D’où vous vient ce désir de savoir à quoi ressemblaient les monuments et les villes de l’Antiquité ?

Le désir de représenter un monument ou une ville, un site antique dans son état originel de splendeur est une envie qui me traverse depuis toujours. Depuis qu’enfant j’ai visité des sites archéologiques. Nous ne sommes pas satisfaits devant le spectacle des ruines parce que nous comprenons que ces choses avaient une vie. Je ne me contente pas de cet état de désordre et de désolation que les hasard de l’histoire nous ont livrés. Plus profondément, j’ai remarqué qu’il y avait un désir plus profond, une donnée psychologique qui a joué dans mon vécu. Je ne développerai pas ici mais cela se traduit par une recherche de l’image d’origine. J’ai soif de retrouver cette image matricielle. C’est une besoin bien plus qu’une envie, quelque chose qui me semble être nécessaire. Il est impossible pour moi de ne pas me mettre en route dans cette direction. Les ruines sont un très bon déclencheur pour cela.
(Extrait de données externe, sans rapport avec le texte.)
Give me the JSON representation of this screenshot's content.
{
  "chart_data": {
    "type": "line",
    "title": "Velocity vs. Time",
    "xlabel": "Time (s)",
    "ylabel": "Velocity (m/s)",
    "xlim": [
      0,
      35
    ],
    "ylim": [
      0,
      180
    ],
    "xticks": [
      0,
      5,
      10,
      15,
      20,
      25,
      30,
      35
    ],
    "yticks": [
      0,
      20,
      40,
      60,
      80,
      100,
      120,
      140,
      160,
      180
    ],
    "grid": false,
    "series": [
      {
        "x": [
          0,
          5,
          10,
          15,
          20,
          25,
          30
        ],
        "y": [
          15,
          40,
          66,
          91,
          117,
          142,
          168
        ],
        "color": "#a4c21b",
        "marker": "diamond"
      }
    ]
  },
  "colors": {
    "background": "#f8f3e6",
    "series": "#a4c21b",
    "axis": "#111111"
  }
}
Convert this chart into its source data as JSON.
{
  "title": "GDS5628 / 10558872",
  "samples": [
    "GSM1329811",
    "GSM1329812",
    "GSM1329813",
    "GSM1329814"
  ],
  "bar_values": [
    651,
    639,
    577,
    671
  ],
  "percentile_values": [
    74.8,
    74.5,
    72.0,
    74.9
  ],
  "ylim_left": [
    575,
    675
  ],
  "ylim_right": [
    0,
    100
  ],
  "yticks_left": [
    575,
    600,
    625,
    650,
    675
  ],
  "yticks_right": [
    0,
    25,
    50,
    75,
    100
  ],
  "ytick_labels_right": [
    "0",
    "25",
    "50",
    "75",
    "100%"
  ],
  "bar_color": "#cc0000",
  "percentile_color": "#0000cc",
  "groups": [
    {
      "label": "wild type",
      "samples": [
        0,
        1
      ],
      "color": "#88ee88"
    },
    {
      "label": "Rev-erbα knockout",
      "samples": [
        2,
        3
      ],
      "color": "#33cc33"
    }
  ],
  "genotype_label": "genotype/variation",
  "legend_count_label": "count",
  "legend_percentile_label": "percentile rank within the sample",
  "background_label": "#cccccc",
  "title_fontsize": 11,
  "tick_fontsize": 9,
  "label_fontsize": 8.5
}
En quoi vos deux formations sont-elles complémentaires ?  

La base de cette formation est l’école d’architecture. Bien entendu, elle a une dimension artistique, mais c’est aussi une discipline rigoureuse dans le sens où elle comprend la statique, la résistance des matériaux… Il y a des règles impératives qui font que vous ne pouvez pas faire n’importe quoi. On essaie de faire jouer l’art au niveau de la création du monument. Quelle allure on va lui donner ? comment va-t-on résoudre le problème de fonctionnement qui nous ai donné. Il y a bien l’aspect esthétique, mais il est très lié à des règles impératives. C'est déjà un art très discipliné.

La formation scientifique comporte des règles. Il faut faire des démonstrations. Le chercheur est tenu de prouver, de démonter. Dans ces deux voies, l’architecture et la recherche scientifique dans le domaine de l’histoire, tout est extrêmement cadré. On ne peut pas faire n'importe quoi, comme des oeuvres fondées sur l’imagination débridée. Cela peut être très beau, mais ce n’est pas du tout la règle du jeu dans ces domaines là.

Quelle méthode utilisez-vous pour restituer une image ?  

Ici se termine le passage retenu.